"En trois jours, ils n'ont mangé que du pain. Un voisin leur a donné de la farine", lâche la jeune maman, les larmes aux yeux, installée avec ses quatre enfants en bas âge à Hamouria, localité de la Ghouta orientale à l'est de Damas.
Cette vaste région de près de 400.000 habitants tenue par la rébellion est assiégée depuis 2013 par le régime de Bachar al-Assad et l'aide humanitaire y parvient au compte-goutte.
Résultat: les pénuries de nourriture et de médicaments se sont aggravées. Quand ils sont disponibles sur les marchés, notamment grâce à la contrebande, les produits se vendent à prix d'or. Plus d'un millier d'enfants souffrent de malnutrition aiguë, a mis en garde l'Unicef.
Même si depuis juillet la Ghouta est une des quatre "zones de désescalade" instaurées en Syrie pour obtenir une trêve dans les combats, les besoins humanitaires dans le secteur sont "énormes", et la situation pourrait rapidement prendre des "proportions tragiques", a souligné le Comité international de la Croix Rouge (CICR).
"En 24 heures, on a pris un seul repas, qui ne peut pas suffire à rassasier les enfants", déplore le mari de Manal, Abou Azzam.
Pour survivre, le couple a vendu tous ses meubles. Dans la pièce principale, il ne reste plus qu'un modeste lit en fer, des matelas posés à même le sol, des chaises en plastique. Aux portes et aux fenêtres qui ont perdu leurs vitres, on a pendu des draps pour se protéger du vent de plus en plus automnal.
Infirme, Abou Azzam ne peut pas travailler et se déplace avec des béquilles depuis deux ans. Il a été blessé à une jambe lors d'une frappe aérienne contre leur ancienne maison. Dans le même raid, la famille a perdu un cinquième enfant et Azzam, huit ans, a été amputé de la jambe gauche. Lui aussi se déplace à l'aide d'une béquille.
'Besoins énormes'
Autrefois région agricole fertile, la Ghouta orientale a été ravagée par des années de combats. Frappes aériennes et tirs d'artillerie du régime ont éventré les immeubles, tandis que des rues entières sont inhabitables.
Les infrastructures de base n'ont pas été épargnées: l'électricité est uniquement disponible grâce à des générateurs, et l'eau est difficilement potable et souvent vecteur de maladies.
En devenant une zone de désescalade, la Ghouta devait obtenir plus d'aide humanitaire, qui ne peut entrer dans la région que sur autorisation du régime.
"Les forces russes ont effectué deux distributions à des barrages de contrôle, et puis plus rien", affirme le directeur de l'Observatoire syrien des droits de l'Homme (OSDH), Rami Abdel Rahmane. Moscou, allié du régime, avait négocié l'initiative des zones de désescalade avec l'Iran et la Turquie.
Le dernier convoi d'aide humanitaire à être entré dans la Ghouta remonte à la fin septembre. Il transportait de la nourriture et des aides médicales pour quelque 25.000 personnes.
"Les besoins humanitaires dans la Ghouta orientale sont énormes", reconnaît une porte-parole du CICR, Ingy Sedky, qui précise que "la situation est en train d'empirer".
"De par notre expérience dans ces cas là, où la population dépend des approvisionnements en aide humanitaire pour ses besoins les plus basiques, nous savons que la situation peut se détériorer très rapidement, et atteindre des proportions tragiques", prévient-elle.
Mère faible, enfant faible
Dans ces conditions, des drames sont inévitables.
Ce week-end, deux nourrissons sont morts des suites de leur malnutrition, notamment la petite Sahar Dofdaa.
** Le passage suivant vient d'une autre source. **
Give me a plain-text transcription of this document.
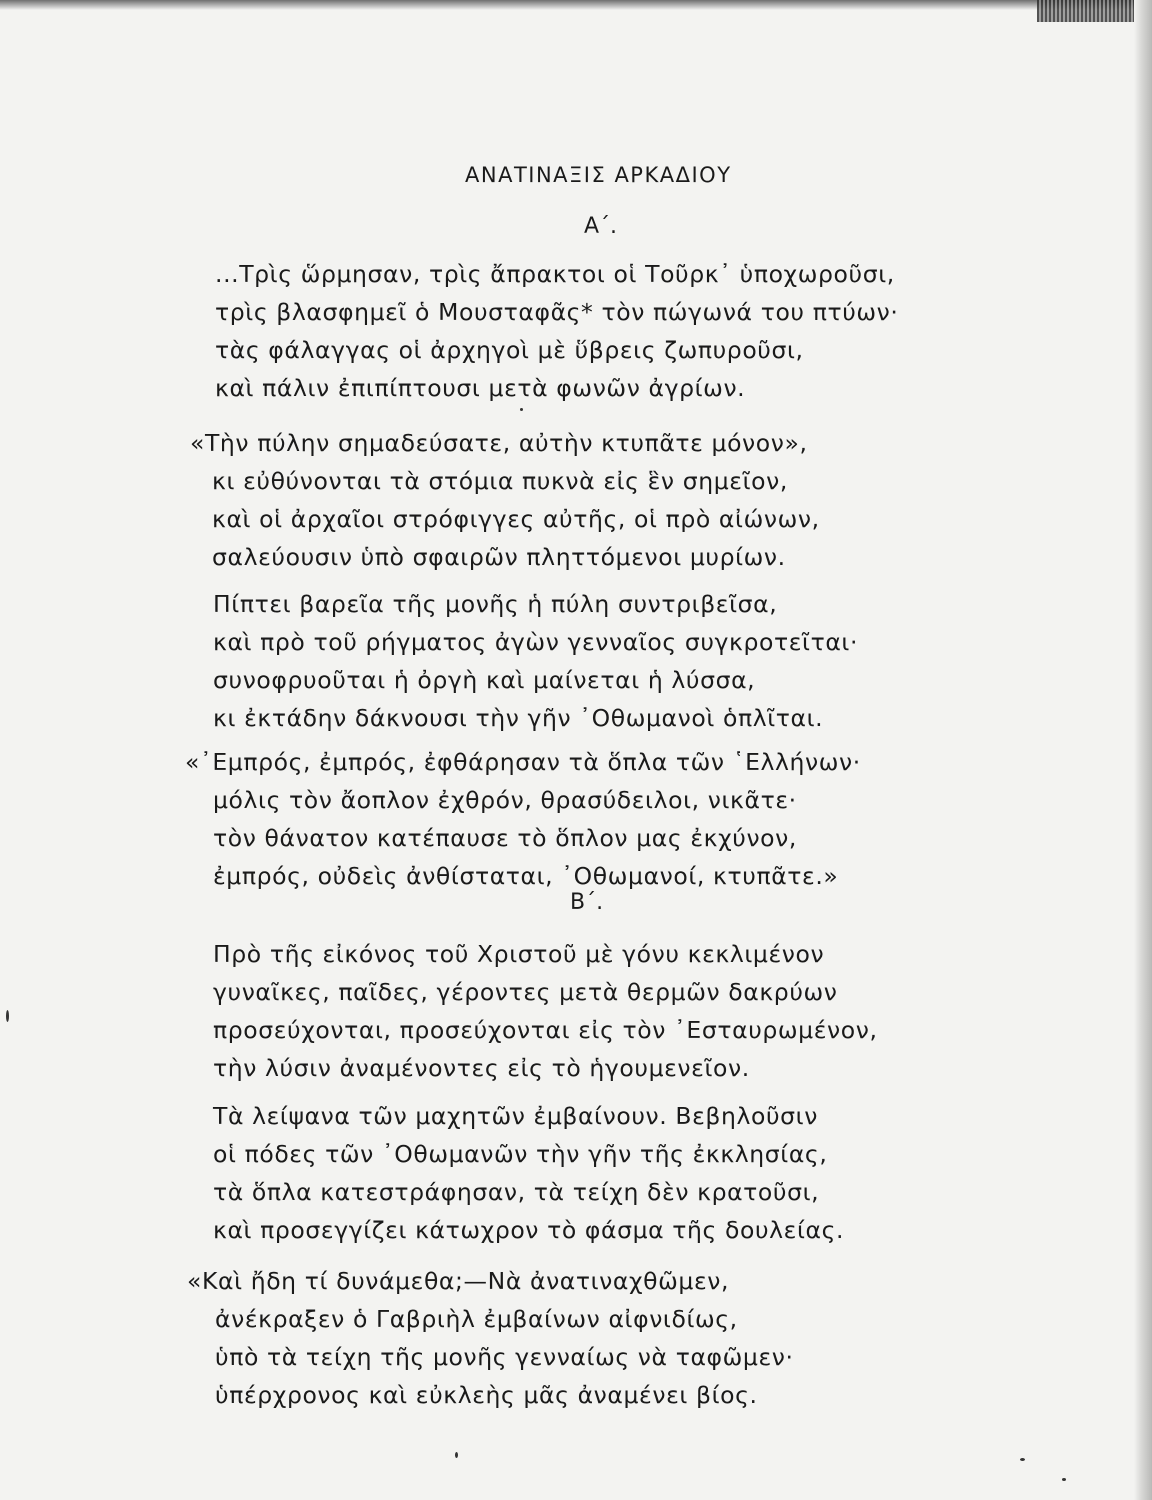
ΑΝΑΤΙΝΑΞΙΣ ΑΡΚΑΔΙΟΥ
Α΄.
...Τρὶς ὥρμησαν, τρὶς ἄπρακτοι οἱ Τοῦρκ᾽ ὑποχωροῦσι,
τρὶς βλασφημεῖ ὁ Μουσταφᾶς* τὸν πώγωνά του πτύων·
τὰς φάλαγγας οἱ ἀρχηγοὶ μὲ ὕβρεις ζωπυροῦσι,
καὶ πάλιν ἐπιπίπτουσι μετὰ φωνῶν ἀγρίων.
«Τὴν πύλην σημαδεύσατε, αὐτὴν κτυπᾶτε μόνον»,
κι εὐθύνονται τὰ στόμια πυκνὰ εἰς ἓν σημεῖον,
καὶ οἱ ἀρχαῖοι στρόφιγγες αὐτῆς, οἱ πρὸ αἰώνων,
σαλεύουσιν ὑπὸ σφαιρῶν πληττόμενοι μυρίων.
Πίπτει βαρεῖα τῆς μονῆς ἡ πύλη συντριβεῖσα,
καὶ πρὸ τοῦ ρήγματος ἀγὼν γενναῖος συγκροτεῖται·
συνοφρυοῦται ἡ ὀργὴ καὶ μαίνεται ἡ λύσσα,
κι ἐκτάδην δάκνουσι τὴν γῆν ᾽Οθωμανοὶ ὁπλῖται.
«᾽Εμπρός, ἐμπρός, ἐφθάρησαν τὰ ὅπλα τῶν ῾Ελλήνων·
μόλις τὸν ἄοπλον ἐχθρόν, θρασύδειλοι, νικᾶτε·
τὸν θάνατον κατέπαυσε τὸ ὅπλον μας ἐκχύνον,
ἐμπρός, οὐδεὶς ἀνθίσταται, ᾽Οθωμανοί, κτυπᾶτε.»
Β΄.
Πρὸ τῆς εἰκόνος τοῦ Χριστοῦ μὲ γόνυ κεκλιμένον
γυναῖκες, παῖδες, γέροντες μετὰ θερμῶν δακρύων
προσεύχονται, προσεύχονται εἰς τὸν ᾽Εσταυρωμένον,
τὴν λύσιν ἀναμένοντες εἰς τὸ ἡγουμενεῖον.
Τὰ λείψανα τῶν μαχητῶν ἐμβαίνουν. Βεβηλοῦσιν
οἱ πόδες τῶν ᾽Οθωμανῶν τὴν γῆν τῆς ἐκκλησίας,
τὰ ὅπλα κατεστράφησαν, τὰ τείχη δὲν κρατοῦσι,
καὶ προσεγγίζει κάτωχρον τὸ φάσμα τῆς δουλείας.
«Καὶ ἤδη τί δυνάμεθα;—Νὰ ἀνατιναχθῶμεν,
ἀνέκραξεν ὁ Γαβριὴλ ἐμβαίνων αἰφνιδίως,
ὑπὸ τὰ τείχη τῆς μονῆς γενναίως νὰ ταφῶμεν·
ὑπέρχρονος καὶ εὐκλεὴς μᾶς ἀναμένει βίος.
Elle n'avait que 34 jours et les photos de son corps squelettique ont fait le tour du monde.
Yahya Abou Yahya, médecin de Hamouria, explique que la malnutrition dont souffrent les mères qui allaitent leur nouveau-né est l'une des causes principales de la malnutrition infantile.
"Les nutriments dont ont besoin les mères ne sont pas disponibles", déplore le médecin.
"La plupart souffrent d'anémie, de carence en vitamine A et D, de carence en fer", précise-t-il. "Leur corps est faible et le corps de leur enfant est donc faible".
Autre facteur essentiel: une situation sanitaire déplorable et le manque d'eau potable, qui peuvent entraîner des diarrhées chez les nourrissons.
Ces trois derniers mois, 232 enfants ont souffert de malnutrition aiguë sévère, et 882 de malnutrition aiguë modérée, selon l'Unicef, qui précise que 1.589 autre enfants se trouvent dans une situation "à risque".
"Je souhaite qu'un jour vienne où l'on pourra manger trois repas par jour", soupire Abou Azzam.